Prudence prononça non sans fermeté :

— Faut lui ménager une surprise à ce cher homme, vous lui annoncerez vos accordailles…

— Ce qu’il en sera épaté !

Prudence fut encore une fois désagréablement heurtée par cette liberté de langage, mais elle se traita de femme de l’ancien temps.

La jeune fille reprit :

— On se retrouvera dans une pâtisserie. Puisqu’il me connaît, je n’ai pas besoin de tenir un journal à la main, pour qu’il sache que c’est moi. Ce sera pour dimanche, à 16 heures, là, à droite. Et maintenant, au revoir et merci.

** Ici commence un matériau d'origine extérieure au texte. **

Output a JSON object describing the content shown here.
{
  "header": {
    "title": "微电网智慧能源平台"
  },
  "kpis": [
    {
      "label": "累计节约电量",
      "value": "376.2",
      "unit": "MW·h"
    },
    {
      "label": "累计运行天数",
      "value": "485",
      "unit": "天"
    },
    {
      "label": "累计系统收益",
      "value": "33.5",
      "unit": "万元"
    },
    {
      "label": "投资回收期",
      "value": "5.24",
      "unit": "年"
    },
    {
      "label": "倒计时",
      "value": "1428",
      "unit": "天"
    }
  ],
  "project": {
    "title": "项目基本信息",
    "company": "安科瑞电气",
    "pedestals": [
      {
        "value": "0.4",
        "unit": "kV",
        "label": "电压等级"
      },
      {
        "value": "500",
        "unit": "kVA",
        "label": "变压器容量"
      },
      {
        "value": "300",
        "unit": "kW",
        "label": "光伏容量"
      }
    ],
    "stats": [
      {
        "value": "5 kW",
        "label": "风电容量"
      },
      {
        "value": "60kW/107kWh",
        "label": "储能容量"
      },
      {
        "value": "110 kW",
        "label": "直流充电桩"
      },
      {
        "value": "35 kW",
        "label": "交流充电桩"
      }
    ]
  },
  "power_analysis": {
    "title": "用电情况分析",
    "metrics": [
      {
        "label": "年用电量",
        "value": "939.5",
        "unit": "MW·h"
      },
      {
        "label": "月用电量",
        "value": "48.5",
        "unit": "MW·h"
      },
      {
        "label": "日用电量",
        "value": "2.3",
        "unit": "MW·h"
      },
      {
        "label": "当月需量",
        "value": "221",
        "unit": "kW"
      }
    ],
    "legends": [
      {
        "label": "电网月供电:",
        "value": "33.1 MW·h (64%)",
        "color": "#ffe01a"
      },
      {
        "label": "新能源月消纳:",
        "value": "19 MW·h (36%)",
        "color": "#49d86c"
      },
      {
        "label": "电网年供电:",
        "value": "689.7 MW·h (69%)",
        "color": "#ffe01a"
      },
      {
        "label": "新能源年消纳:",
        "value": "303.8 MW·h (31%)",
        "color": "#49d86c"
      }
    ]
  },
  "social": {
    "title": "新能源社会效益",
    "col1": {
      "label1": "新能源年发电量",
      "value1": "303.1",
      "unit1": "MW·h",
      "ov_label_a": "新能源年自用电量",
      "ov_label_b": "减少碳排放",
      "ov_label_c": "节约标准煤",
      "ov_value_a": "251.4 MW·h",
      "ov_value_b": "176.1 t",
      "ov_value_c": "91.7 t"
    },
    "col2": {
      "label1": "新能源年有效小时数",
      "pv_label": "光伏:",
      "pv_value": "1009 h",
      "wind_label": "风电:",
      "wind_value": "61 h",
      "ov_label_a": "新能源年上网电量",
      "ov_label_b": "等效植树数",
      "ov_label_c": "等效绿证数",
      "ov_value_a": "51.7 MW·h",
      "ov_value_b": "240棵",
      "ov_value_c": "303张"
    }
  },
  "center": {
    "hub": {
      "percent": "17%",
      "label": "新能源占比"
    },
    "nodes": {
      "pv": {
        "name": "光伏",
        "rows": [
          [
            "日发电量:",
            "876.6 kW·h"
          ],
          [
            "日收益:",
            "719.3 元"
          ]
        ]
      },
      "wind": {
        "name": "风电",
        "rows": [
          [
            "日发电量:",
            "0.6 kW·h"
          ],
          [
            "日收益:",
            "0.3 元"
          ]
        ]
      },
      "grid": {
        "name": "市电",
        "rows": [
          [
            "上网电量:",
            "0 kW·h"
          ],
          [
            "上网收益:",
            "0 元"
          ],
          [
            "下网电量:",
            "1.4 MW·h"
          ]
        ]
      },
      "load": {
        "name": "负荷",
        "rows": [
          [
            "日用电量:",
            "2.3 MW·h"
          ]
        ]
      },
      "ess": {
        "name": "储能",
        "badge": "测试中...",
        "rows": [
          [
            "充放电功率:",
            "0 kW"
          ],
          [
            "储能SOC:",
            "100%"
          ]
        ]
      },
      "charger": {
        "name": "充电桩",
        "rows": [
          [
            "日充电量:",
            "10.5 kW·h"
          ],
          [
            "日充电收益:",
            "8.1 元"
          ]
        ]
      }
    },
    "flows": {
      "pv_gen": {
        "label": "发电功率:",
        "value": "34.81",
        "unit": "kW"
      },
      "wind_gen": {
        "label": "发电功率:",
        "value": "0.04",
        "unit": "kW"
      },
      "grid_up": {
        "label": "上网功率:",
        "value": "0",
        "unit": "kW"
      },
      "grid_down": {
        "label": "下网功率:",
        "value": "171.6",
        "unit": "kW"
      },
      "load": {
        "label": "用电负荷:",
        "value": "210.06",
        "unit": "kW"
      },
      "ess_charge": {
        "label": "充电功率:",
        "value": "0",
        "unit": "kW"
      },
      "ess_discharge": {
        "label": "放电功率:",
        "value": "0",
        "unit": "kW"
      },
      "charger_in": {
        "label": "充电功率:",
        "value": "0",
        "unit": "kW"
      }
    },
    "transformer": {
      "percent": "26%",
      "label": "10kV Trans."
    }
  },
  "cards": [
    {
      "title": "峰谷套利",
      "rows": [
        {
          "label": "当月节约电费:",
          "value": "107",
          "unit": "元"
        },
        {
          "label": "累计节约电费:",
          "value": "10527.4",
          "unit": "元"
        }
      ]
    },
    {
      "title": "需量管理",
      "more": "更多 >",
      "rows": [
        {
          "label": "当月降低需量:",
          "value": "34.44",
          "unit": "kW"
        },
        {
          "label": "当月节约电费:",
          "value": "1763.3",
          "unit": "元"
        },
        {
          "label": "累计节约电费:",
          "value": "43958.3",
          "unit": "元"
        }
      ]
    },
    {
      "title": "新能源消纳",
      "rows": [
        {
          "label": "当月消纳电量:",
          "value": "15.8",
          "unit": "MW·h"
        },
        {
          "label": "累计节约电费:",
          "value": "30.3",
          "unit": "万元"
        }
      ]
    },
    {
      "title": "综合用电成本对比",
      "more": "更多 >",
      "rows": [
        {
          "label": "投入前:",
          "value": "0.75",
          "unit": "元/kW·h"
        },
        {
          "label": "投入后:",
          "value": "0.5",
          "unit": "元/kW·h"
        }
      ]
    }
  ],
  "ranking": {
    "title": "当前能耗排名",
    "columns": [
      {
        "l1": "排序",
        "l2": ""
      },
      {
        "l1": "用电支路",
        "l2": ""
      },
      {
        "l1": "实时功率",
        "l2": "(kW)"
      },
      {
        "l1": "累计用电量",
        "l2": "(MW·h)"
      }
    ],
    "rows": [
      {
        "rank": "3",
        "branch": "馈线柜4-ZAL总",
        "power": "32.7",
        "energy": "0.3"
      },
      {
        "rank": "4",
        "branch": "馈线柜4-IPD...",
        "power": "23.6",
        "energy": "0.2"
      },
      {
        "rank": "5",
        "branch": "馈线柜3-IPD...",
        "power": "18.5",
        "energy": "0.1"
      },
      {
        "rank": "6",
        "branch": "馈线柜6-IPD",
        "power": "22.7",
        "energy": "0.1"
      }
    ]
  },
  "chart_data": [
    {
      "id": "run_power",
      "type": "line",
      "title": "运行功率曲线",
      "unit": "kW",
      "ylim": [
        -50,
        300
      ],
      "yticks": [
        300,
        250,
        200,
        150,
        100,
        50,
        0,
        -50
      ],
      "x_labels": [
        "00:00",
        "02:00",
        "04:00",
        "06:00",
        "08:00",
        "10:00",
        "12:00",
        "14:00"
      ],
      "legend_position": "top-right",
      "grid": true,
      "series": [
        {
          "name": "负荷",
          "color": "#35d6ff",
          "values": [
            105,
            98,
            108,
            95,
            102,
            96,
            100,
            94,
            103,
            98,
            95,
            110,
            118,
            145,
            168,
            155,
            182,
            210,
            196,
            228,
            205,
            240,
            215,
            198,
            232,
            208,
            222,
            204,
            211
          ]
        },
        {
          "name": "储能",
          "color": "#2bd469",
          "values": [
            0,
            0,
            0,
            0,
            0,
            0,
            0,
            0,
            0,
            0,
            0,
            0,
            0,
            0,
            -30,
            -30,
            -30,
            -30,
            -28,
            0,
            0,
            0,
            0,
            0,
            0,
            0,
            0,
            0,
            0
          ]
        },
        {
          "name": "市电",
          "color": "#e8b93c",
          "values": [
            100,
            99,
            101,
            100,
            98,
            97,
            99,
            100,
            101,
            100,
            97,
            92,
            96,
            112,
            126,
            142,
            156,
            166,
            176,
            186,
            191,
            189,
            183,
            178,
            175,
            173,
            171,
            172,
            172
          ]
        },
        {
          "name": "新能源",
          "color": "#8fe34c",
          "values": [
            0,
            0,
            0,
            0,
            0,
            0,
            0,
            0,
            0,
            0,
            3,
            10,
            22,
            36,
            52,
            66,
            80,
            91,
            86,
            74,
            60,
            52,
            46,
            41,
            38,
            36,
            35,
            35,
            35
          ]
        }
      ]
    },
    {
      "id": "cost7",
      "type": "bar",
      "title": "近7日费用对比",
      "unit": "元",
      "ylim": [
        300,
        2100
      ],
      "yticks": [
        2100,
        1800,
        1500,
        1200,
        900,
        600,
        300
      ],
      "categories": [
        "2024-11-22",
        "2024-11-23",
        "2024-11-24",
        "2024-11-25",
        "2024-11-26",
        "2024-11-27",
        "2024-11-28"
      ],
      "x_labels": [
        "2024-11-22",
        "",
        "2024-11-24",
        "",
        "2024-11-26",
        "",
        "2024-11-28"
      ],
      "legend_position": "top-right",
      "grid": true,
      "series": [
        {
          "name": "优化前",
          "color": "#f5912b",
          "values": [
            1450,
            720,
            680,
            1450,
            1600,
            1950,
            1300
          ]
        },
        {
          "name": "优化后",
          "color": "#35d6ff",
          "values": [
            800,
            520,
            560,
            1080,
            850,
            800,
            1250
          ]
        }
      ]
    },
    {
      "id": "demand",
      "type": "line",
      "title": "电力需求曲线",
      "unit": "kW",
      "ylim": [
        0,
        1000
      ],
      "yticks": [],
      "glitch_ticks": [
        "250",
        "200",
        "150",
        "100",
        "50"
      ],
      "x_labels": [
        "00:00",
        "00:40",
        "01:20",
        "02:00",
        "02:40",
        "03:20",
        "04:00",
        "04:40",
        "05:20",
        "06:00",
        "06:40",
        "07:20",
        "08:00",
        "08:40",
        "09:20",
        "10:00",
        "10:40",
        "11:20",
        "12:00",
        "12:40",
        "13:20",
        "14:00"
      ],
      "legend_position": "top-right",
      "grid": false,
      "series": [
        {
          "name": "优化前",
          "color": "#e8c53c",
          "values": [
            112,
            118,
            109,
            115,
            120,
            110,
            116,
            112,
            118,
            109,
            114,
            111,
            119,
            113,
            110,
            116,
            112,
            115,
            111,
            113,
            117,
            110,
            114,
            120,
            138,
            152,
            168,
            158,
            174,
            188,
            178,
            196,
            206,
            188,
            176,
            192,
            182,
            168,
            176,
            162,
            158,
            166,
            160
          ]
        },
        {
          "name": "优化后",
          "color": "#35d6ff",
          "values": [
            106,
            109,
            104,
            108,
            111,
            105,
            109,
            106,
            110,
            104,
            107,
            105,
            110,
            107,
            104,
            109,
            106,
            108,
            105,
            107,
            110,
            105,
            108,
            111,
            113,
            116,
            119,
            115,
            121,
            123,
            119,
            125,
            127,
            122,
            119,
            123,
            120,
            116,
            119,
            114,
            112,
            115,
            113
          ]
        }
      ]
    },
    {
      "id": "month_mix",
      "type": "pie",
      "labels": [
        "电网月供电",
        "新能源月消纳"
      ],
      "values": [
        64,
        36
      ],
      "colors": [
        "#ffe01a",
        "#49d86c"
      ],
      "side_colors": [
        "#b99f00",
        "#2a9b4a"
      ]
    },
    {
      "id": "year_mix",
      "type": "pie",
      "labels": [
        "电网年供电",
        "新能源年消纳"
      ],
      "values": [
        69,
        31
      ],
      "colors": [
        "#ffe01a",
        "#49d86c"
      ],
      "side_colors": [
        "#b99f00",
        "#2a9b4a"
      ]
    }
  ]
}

La protégée de Prudence fila comme un zèbre sur ses jambes fines, et la pauvre servante n’eut pas le temps de répondre. Hébétée, elle regarda l’enseigne de la boutique et murmura :

— Eh ben ! eh ben ! c’est rond ! Ça ne traîne pas en longueur comme du jujube… Elle saura gouverner… Faudra que je la voie à la Messe…

Prudence rentra chez ses patrons. À vrai dire, elle était un peu embarrassée de son personnage.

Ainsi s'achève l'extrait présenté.